A década de 1970, curiosamente, é um dos períodos mais interessantes da social-democracia. Este foi um período de grande instabilidade económica. Este foi essencialmente o período do colapso do sistema de Bretton Woods , e também do colapso do keynesianismo. Mas houve um momento em que havia toda uma gama de líderes social-democratas: Willi Brandt na Alemanha, Bruno Kreisky na Áustria, Olof Palme na Suécia. Havia também toda uma série de políticos a trabalhar na Comissão Europeia e os parlamentares socialistas no Parlamento Europeu que tentavam abrir um caminho diferente para a Europa. E eles estavam fazendo isso de uma forma que não era ingênua. Eles estavam essencialmente a ver o que estava a acontecer em termos de comércio global. E sentiram que, se a social-democracia quisesse sobreviver, precisava de preparar os trabalhadores e os cidadãos para este movimento. A única forma de os social-democratas oferecerem um poder de compensação ao poder do capital era através da democracia económica – capacitando os trabalhadores, garantindo que os trabalhadores tivessem uma palavra a dizer na forma como trabalham e na forma como as economias são governadas, para que estejam envolvidos na governança corporativa. E esta agenda foi seguida com grande seriedade por estes líderes social-democratas.


Mas depois houve uma mudança de liderança e, mais uma vez, foram tomadas decisões que aceitaram que o consenso keynesiano tinha acabado e que agora o único caminho a percorrer era através da ortodoxia fiscal. Tivemos James Callaghan no Reino Unido a dizer que o keynesianismo tinha seguido o seu curso e, crucialmente, na Alemanha Helmut Schmidt substituiu Willi Brandt e impôs um caminho ordoliberal à Europa. Essa foi uma decisão extremamente importante. Ao longo das décadas de 80 e 90, os partidos social-democratas em todo o continente europeu aceitaram praticamente este caminho e pensaram que poderiam alcançar os objectivos social-democratas através do mercado livre, criando algo chamado “economia do conhecimento”, através da qual os trabalhadores seriam equipados com competências e seria capaz de lutar no mercado competitivo. Mas entretanto, todas as ideias e políticas social-democratas que poderiam ter contribuído para a emancipação dos trabalhadores e dos eleitores em geral foram de alguma forma abandonadas. E o que temos visto, especialmente no século XXI, tem sido o aumento do trabalho inseguro, da precariedade, da desigualdade. Assim, em grande medida, regressamos ao mesmo nível de desigualdade e capitalismo desenfreado que Marx e Engels descreveram e no meio do qual os partidos social-democratas do século XIX tentaram apresentar um projecto que diminuiria o seu poder.

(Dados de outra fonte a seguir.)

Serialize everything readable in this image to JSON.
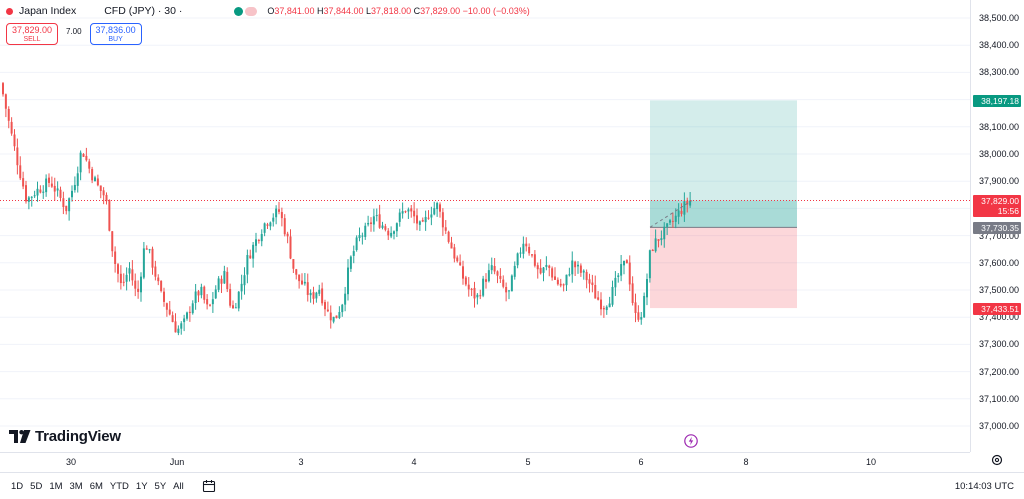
{
  "legend": {
    "symbol": "Japan Index",
    "descriptor": "CFD (JPY) · 30 ·",
    "ohlc": {
      "o_label": "O",
      "o": "37,841.00",
      "h_label": "H",
      "h": "37,844.00",
      "l_label": "L",
      "l": "37,818.00",
      "c_label": "C",
      "c": "37,829.00",
      "change": "−10.00 (−0.03%)"
    }
  },
  "trade": {
    "sell_price": "37,829.00",
    "sell_label": "SELL",
    "spread": "7.00",
    "buy_price": "37,836.00",
    "buy_label": "BUY"
  },
  "price_axis": {
    "ticks": [
      "38,500.00",
      "38,400.00",
      "38,300.00",
      "38,200.00",
      "38,100.00",
      "38,000.00",
      "37,900.00",
      "37,800.00",
      "37,700.00",
      "37,600.00",
      "37,500.00",
      "37,400.00",
      "37,300.00",
      "37,200.00",
      "37,100.00",
      "37,000.00"
    ],
    "target_tag": "38,197.18",
    "last_price_tag": "37,829.00",
    "countdown": "15:56",
    "entry_tag": "37,730.35",
    "stop_tag": "37,433.51"
  },
  "time_axis": {
    "ticks": [
      "30",
      "Jun",
      "3",
      "4",
      "5",
      "6",
      "8",
      "10"
    ]
  },
  "bottom_bar": {
    "ranges": [
      "1D",
      "5D",
      "1M",
      "3M",
      "6M",
      "YTD",
      "1Y",
      "5Y",
      "All"
    ],
    "clock": "10:14:03 UTC"
  },
  "branding": {
    "logo_text": "TradingView"
  },
  "colors": {
    "up": "#26a69a",
    "down": "#ef5350",
    "sell": "#f23645",
    "buy": "#2962ff",
    "target_zone": "rgba(38,166,154,0.2)",
    "stop_zone": "rgba(242,54,69,0.2)"
  },
  "chart_data": {
    "type": "candlestick",
    "timeframe": "30",
    "y_range": [
      36950,
      38550
    ],
    "last_price": 37829.0,
    "position": {
      "type": "long",
      "entry": 37730.35,
      "target": 38197.18,
      "stop": 37433.51
    },
    "close_path": [
      38220,
      38080,
      37950,
      37830,
      37860,
      37880,
      37900,
      37850,
      37800,
      37890,
      38020,
      37940,
      37880,
      37840,
      37620,
      37510,
      37580,
      37470,
      37680,
      37590,
      37480,
      37420,
      37350,
      37380,
      37460,
      37500,
      37420,
      37510,
      37560,
      37420,
      37500,
      37620,
      37680,
      37740,
      37770,
      37790,
      37690,
      37550,
      37520,
      37470,
      37510,
      37420,
      37390,
      37460,
      37610,
      37690,
      37720,
      37770,
      37740,
      37710,
      37760,
      37800,
      37770,
      37720,
      37790,
      37810,
      37720,
      37640,
      37560,
      37500,
      37470,
      37540,
      37580,
      37520,
      37480,
      37600,
      37690,
      37620,
      37560,
      37590,
      37530,
      37510,
      37600,
      37570,
      37540,
      37480,
      37440,
      37480,
      37560,
      37610,
      37400,
      37420,
      37650,
      37690,
      37720,
      37760,
      37800,
      37829
    ]
  }
}
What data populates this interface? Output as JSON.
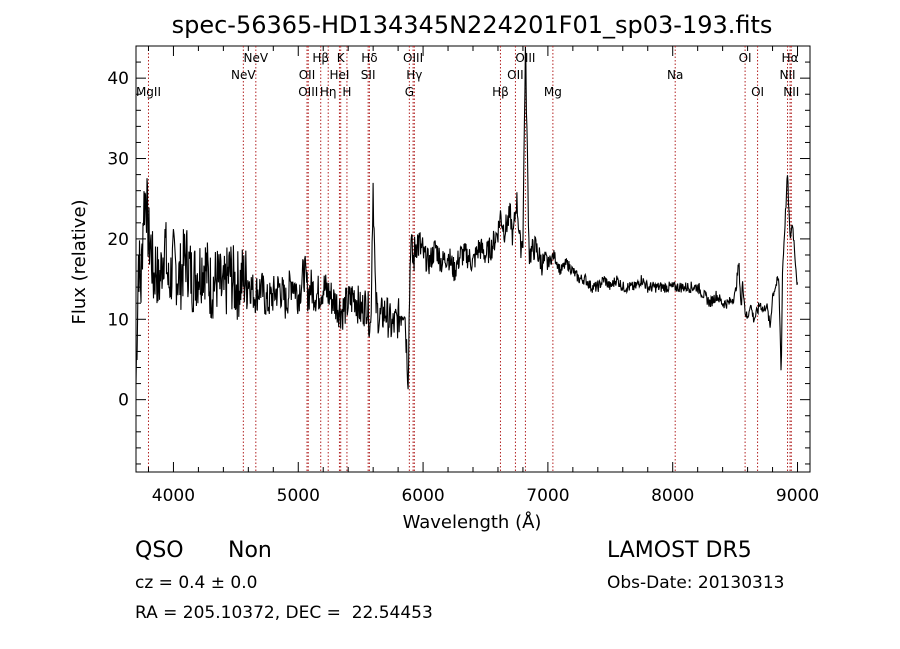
{
  "chart_data": {
    "type": "line",
    "title": "spec-56365-HD134345N224201F01_sp03-193.fits",
    "xlabel": "Wavelength (Å)",
    "ylabel": "Flux (relative)",
    "xlim": [
      3700,
      9100
    ],
    "ylim": [
      -9,
      44
    ],
    "xticks": [
      4000,
      5000,
      6000,
      7000,
      8000,
      9000
    ],
    "yticks": [
      0,
      10,
      20,
      30,
      40
    ],
    "grid": false,
    "line_color": "#000000",
    "marker_color": "#b22222",
    "spectrum": {
      "x": [
        3700,
        3720,
        3740,
        3760,
        3780,
        3800,
        3820,
        3840,
        3860,
        3880,
        3900,
        3930,
        3960,
        4000,
        4050,
        4100,
        4150,
        4200,
        4250,
        4300,
        4350,
        4400,
        4450,
        4500,
        4550,
        4600,
        4650,
        4700,
        4750,
        4800,
        4850,
        4900,
        4950,
        5000,
        5050,
        5080,
        5100,
        5150,
        5200,
        5250,
        5300,
        5350,
        5400,
        5450,
        5500,
        5550,
        5580,
        5600,
        5620,
        5650,
        5700,
        5750,
        5800,
        5850,
        5880,
        5900,
        5920,
        5950,
        6000,
        6050,
        6100,
        6150,
        6200,
        6250,
        6300,
        6350,
        6400,
        6450,
        6500,
        6550,
        6600,
        6620,
        6650,
        6700,
        6720,
        6750,
        6780,
        6800,
        6820,
        6850,
        6900,
        6950,
        7000,
        7050,
        7100,
        7150,
        7200,
        7250,
        7300,
        7350,
        7400,
        7450,
        7500,
        7550,
        7600,
        7650,
        7700,
        7750,
        7800,
        7850,
        7900,
        7950,
        8000,
        8050,
        8100,
        8150,
        8200,
        8250,
        8300,
        8350,
        8400,
        8450,
        8500,
        8530,
        8550,
        8560,
        8580,
        8600,
        8620,
        8650,
        8680,
        8700,
        8730,
        8750,
        8780,
        8800,
        8820,
        8850,
        8870,
        8880,
        8900,
        8920,
        8940,
        8960,
        8980,
        9000
      ],
      "y": [
        2,
        18,
        14,
        24,
        26,
        20,
        19,
        15,
        17,
        14,
        16,
        20,
        14,
        17,
        15,
        18,
        15,
        16,
        17,
        14,
        15,
        13,
        16,
        14,
        15,
        15,
        13,
        14,
        12,
        13,
        14,
        12,
        15,
        13,
        16,
        13,
        14,
        13,
        14,
        13,
        12,
        11,
        12,
        13,
        11,
        12,
        9,
        27,
        12,
        10,
        11,
        9,
        10,
        12,
        3,
        20,
        17,
        20,
        18,
        17,
        19,
        17,
        18,
        16,
        18,
        18,
        17,
        19,
        18,
        19,
        21,
        23,
        21,
        23,
        20,
        25,
        19,
        20,
        44,
        18,
        19,
        17,
        17,
        18,
        16,
        17,
        16,
        15,
        15,
        14,
        14,
        15,
        14,
        15,
        14,
        14,
        14,
        15,
        14,
        14,
        14,
        14,
        14,
        14,
        14,
        14,
        14,
        13,
        12,
        13,
        12,
        12,
        13,
        17,
        11,
        15,
        11,
        10,
        12,
        10,
        11,
        12,
        11,
        12,
        9,
        13,
        14,
        15,
        3,
        16,
        22,
        28,
        20,
        22,
        18,
        14
      ]
    },
    "lines": [
      {
        "label": "MgII",
        "x": 3800,
        "row": 3
      },
      {
        "label": "NeV",
        "x": 4560,
        "row": 2
      },
      {
        "label": "NeV",
        "x": 4660,
        "row": 1
      },
      {
        "label": "OII",
        "x": 5070,
        "row": 2
      },
      {
        "label": "OIII",
        "x": 5080,
        "row": 3
      },
      {
        "label": "Hβ",
        "x": 5180,
        "row": 1
      },
      {
        "label": "Hη",
        "x": 5240,
        "row": 3
      },
      {
        "label": "K",
        "x": 5340,
        "row": 1
      },
      {
        "label": "HeI",
        "x": 5330,
        "row": 2
      },
      {
        "label": "H",
        "x": 5390,
        "row": 3
      },
      {
        "label": "Hδ",
        "x": 5570,
        "row": 1
      },
      {
        "label": "SII",
        "x": 5560,
        "row": 2
      },
      {
        "label": "OIII",
        "x": 5920,
        "row": 1
      },
      {
        "label": "Hγ",
        "x": 5930,
        "row": 2
      },
      {
        "label": "G",
        "x": 5890,
        "row": 3
      },
      {
        "label": "Hβ",
        "x": 6620,
        "row": 3
      },
      {
        "label": "OII",
        "x": 6740,
        "row": 2
      },
      {
        "label": "OIII",
        "x": 6820,
        "row": 1
      },
      {
        "label": "Mg",
        "x": 7040,
        "row": 3
      },
      {
        "label": "Na",
        "x": 8020,
        "row": 2
      },
      {
        "label": "OI",
        "x": 8580,
        "row": 1
      },
      {
        "label": "OI",
        "x": 8680,
        "row": 3
      },
      {
        "label": "Hα",
        "x": 8940,
        "row": 1
      },
      {
        "label": "NII",
        "x": 8920,
        "row": 2
      },
      {
        "label": "NII",
        "x": 8950,
        "row": 3
      }
    ]
  },
  "info": {
    "class": "QSO",
    "subclass": "Non",
    "survey": "LAMOST DR5",
    "cz": "cz = 0.4 ± 0.0",
    "obs_date": "Obs-Date: 20130313",
    "radec": "RA = 205.10372, DEC =  22.54453"
  }
}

No livro você desafia a ideia de que apenas uma opção de “ terceira via ” para a social-democracia, como acabou de referir, era ou é viável eleitoralmente. Você apontou para as evidências de pesquisas apoiadas pela Friedrich-Ebert-Stiftung , que mostram que os votos perdidos pelos partidos social-democratas nos últimos anos foram em grande parte para partidos mais radicais de esquerda e para os Verdes – e não, como alguns pensavam , para a direita populista ressurgente. No entanto, não apoiais como alternativa um populismo de esquerda, como defendido por Ernesto Laclau e Chantal Mouffe . Então, o que você diria é que a ampla plataforma que os social-democratas deveriam defender em questões como a desigualdade ou a democracia econômica, se não quiserem simplesmente “atravessar” (como você sugere que não deveriam), mas reinvestir em “objetivos e valores” ' (como você sugere que deveriam)?


Tem havido uma agenda emergente desde a crise financeira global que se centra na desigualdade e que, em certa medida, está quase a regressar ao básico, porque o projecto socialista é um projecto de emancipação humana. Portanto, o objectivo é criar uma sociedade onde os seres humanos e os trabalhadores sejam livres para prosseguir as vidas que desejam, mas seja uma vida vivida em comunidade – os seres humanos são sobretudo sociais. E o maior obstáculo à emancipação dos seres humanos foi o capitalismo – esse foi essencialmente o diagnóstico de Marx e Engels. É por isso que a prossecução do sonho socialista sempre teve como condição a destruição do capitalismo. Muito rapidamente, os social-democratas perceberam que isso não era possível, mas tentaram domesticá-lo e acreditaram que o capitalismo também era altamente adaptável. Estas foram algumas das conclusões a que chegaram no início do século XX e, em grande medida, foi esse capitalismo domesticado que proporcionou os 30 anos de mobilidade social, crescimento económico e assim por diante [do período pós-guerra]. Portanto, chegámos novamente a um momento em que temos uma desigualdade crescente, uma insegurança crescente que é sentida de diversas formas em todas as áreas da vida. E muitos social-democratas perceberam que concederam demasiado poder ao mercado e que precisam de redescobrir um papel diferente para o Estado. Será nesta linha que os sociais-democratas poderão tentar definir uma nova agenda.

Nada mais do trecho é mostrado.